Anyone done any genealogical research in Germany?

Mrs. Slug and I are going to be in Berlin next month and thought that we could take a quick day to visit my grandfather’s birthplace in Nordhausen. My dad wants me to try and get to the city hall to try and pull birth certificates for his dad and uncles and hopefully for his grandparents.

If the materials are there (and who knows how well this city kept its records) how accessible would this be for a schmoe like me to walk in and ask for help in obtaining them? Are the local personnel in the records offices pretty much sick of Americans coming in and asking for stuff or are they be reasonably helpful? Do you think it would take a great deal of time to get through the records or have they been reasonably well indexed? Clearly I will be handicapped by a lack of good German, but I am hoping that I can manage.

I had someone living there do research for me, and he didn’t seem to have much problem accessing records, even in the eastern part of the country. It’s a real drawback if you can’t read old German, though.

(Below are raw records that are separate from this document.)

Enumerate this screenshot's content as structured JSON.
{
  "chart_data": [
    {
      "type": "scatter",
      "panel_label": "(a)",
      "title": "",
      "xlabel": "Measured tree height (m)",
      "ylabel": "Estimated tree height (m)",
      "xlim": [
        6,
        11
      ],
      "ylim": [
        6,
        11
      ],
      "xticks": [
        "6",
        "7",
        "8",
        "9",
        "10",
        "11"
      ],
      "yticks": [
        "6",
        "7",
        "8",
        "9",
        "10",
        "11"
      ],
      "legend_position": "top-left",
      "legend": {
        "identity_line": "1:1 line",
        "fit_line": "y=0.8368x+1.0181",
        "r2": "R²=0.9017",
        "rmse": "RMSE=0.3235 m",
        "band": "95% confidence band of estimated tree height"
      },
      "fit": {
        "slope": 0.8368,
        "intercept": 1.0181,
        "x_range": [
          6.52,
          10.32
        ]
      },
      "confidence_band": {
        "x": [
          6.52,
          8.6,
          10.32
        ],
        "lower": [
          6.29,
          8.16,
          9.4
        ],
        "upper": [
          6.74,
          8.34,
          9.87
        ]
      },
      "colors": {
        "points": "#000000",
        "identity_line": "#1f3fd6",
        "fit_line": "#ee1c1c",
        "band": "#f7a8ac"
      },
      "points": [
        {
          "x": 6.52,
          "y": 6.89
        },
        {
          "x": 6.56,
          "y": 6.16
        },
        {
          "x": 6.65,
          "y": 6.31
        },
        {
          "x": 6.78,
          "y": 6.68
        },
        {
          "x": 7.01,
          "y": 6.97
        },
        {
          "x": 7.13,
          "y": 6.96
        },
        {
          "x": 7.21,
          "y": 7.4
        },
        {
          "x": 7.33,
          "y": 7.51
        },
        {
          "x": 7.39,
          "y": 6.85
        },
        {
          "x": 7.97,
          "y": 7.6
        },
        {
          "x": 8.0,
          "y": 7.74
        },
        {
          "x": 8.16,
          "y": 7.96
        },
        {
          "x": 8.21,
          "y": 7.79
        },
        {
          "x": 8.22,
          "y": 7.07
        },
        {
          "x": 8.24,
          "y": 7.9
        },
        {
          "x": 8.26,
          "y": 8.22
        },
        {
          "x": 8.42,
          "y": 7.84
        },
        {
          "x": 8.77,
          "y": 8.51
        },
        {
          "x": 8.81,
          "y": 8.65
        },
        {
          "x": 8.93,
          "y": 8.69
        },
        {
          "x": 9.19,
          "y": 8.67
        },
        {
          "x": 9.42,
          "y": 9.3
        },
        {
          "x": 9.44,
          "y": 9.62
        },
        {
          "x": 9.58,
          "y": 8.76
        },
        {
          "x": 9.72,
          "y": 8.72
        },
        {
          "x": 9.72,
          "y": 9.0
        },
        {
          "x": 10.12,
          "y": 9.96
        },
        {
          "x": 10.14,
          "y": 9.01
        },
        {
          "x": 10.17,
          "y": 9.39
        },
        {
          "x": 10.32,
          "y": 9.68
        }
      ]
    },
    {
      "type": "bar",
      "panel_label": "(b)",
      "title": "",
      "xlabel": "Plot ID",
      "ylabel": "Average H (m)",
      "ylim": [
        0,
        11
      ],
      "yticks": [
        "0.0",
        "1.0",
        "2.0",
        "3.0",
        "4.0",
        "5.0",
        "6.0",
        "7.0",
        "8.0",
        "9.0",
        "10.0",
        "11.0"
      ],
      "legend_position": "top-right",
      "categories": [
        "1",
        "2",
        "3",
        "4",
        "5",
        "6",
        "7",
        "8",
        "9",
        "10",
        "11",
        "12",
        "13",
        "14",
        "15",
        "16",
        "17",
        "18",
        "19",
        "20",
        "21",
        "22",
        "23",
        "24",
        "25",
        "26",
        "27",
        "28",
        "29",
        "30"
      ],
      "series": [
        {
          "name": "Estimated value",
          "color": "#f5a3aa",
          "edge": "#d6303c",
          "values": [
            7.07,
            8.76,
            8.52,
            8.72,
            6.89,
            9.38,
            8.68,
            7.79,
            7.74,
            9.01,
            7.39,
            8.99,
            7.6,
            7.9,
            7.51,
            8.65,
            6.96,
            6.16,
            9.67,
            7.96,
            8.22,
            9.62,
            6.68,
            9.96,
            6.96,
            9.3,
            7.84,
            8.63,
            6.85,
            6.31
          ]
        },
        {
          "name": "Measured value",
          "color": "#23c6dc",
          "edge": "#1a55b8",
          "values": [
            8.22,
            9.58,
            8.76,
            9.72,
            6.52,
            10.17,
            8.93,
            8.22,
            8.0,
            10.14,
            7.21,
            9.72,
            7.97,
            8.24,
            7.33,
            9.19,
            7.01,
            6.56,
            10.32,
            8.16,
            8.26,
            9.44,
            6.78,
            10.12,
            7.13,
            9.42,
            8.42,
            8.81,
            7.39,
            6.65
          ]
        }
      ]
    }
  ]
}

Not having done any genealogical research myself (and IANAL), but after googling around for the relevant law:

  • the birth records should be at the municipiality for births in 1876 and later (before then they would usually be in the church books). Whether they have them for pre-1945 would probably depend on whether town hall was hit in WW2 (the German Wikipedia article says most of the town was destroyed in April 1945).

  • due to privacy concerns the relevant statute says copies of birth certificates are only issued to the person itself, to spouses, ancestors and descendants - not to other relatives e.g. siblings, except when they can demonstrate a legal necessity. So you’d be able to get your grandfather’s and great-grandfather’s birth certificate (perhaps you’d need your father’s birth certificate and your own to prove that you are in fact his descendant), but not e.g. your father’s uncle’s certificate because you are not his descendant. If you know someone who is your father’s uncle’s descendant you could try with a power of attorney from that person. In any case you need ID for yourself.

  • the municipial office responsible for vital records is called the Standesamt.

  • Contact details and opening hours of Nordhausen’s Standesamt. Perhaps you could send them an e-mail.

Having done a tiny bit of genealogical research I can confirm all that.

You will have to pay a small fee (I think EUR 6-8) per certificate if you give them proper details. If the clerks have to do actual research you will have to pay for their time (some two-digit amount per hour.) In your case you should have the name of the person and the exact date (and of course you have the location already.) As long as the earlier ancestors lived in the same town it should be possible to go backwards from the records of the most recent person and that alone shouldn’t count as the expensive kind of research.

You should definitely have some proof of the connection to your grandfather. This isn’t enforced rigorously. Sometimes they won’t bother to check but you have to be prepared for a clerk who wants to follow the letter of the law.

That could prove to be an interesting problem. I can prove my father’s connection via his birth ceritificate, but my connection to my father. My Consular Report of Birth Abroad does not list my parents.

I’d just like to add that the Standesamt system was introduced in all of Germany in 1876, as has been noted before. If you want to do research regarding the time before that, you should contact church authorities. Before the introduction of the state-regulated civil registration system, most church parishes kept local records of baptisms (which usually came soon after birth), marriages, and deaths.

Of course you need to know the denomination of your ancestors, but there are only two realistic possibilities - Roman Catholic or Lutheran. In the case of Berlin, Lutheran is much more likely.